The data, sourced from reports to the Equal Employment Opportunity Commission (EEOC), revealed that out of 323,094 new jobs created by S&P 100 companies between 2020 and 2021, a staggering 302,570 – or 94 percent – were given to “people of color,” encompassing blacks, Asians, and Hispanics. This is despite these groups accounting for only 40 percent of the U.S population.

The large disparity has prompted renewed debate about the role of race in corporate hiring, already a contentious issue in light of the Supreme Court’s ban on affirmative action in college admissions. In addition to high-profile diversity initiatives, it seems race-conscious decision-making has permeated routine employment decisions.

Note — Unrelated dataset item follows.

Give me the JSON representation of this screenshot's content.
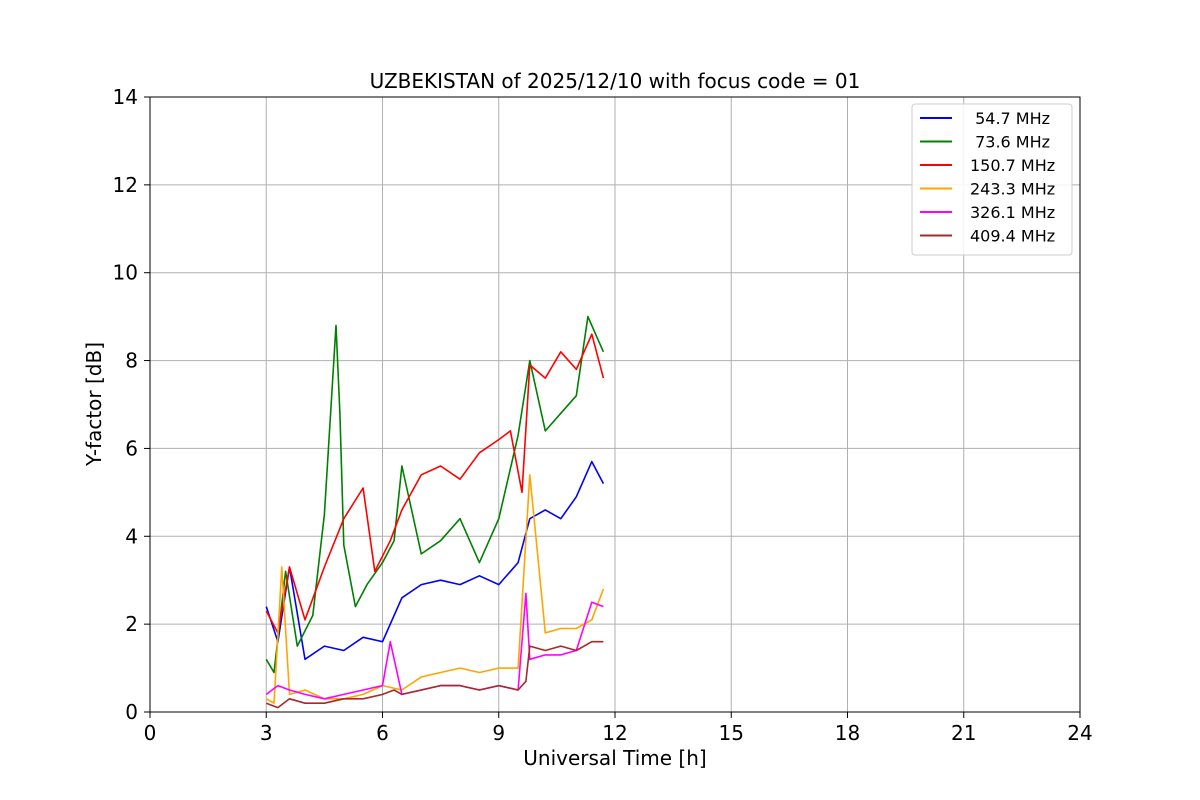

Dan Morenoff, the executive director of the American Civil Rights Project, commented on the figures, stating, “These numbers are extraordinarily stark. It’s very hard to imagine this could be legally defensible.” He further noted that “disparate impact,” or disparities in outcomes, can be a basis for liability even without evidence of intentional discrimination. An example of this was seen when the Justice Department sued Meta, Facebook’s parent company, arguing that the platform’s algorithms affect users differently based on their race.

Several major corporations, including Starbucks, Facebook, BlackRock, and Verizon, have implemented measures to incentivize workforce diversity through financial means. These companies tie executive compensation to racial targets, with some even incorporating such targets into their credit agreements with banks, thereby linking the cost of borrowing to minority representation.

Andrea Lucas, a commissioner at the Equal Employment Opportunity Commission, warned of potential legal risks associated with these practices. “The more a company seeks to ensure diversity ‘goals’ are achieved through significant financial pressure, the higher the risk that a court might find that such ‘goals’ actually are unlawful quotas,” she said in July.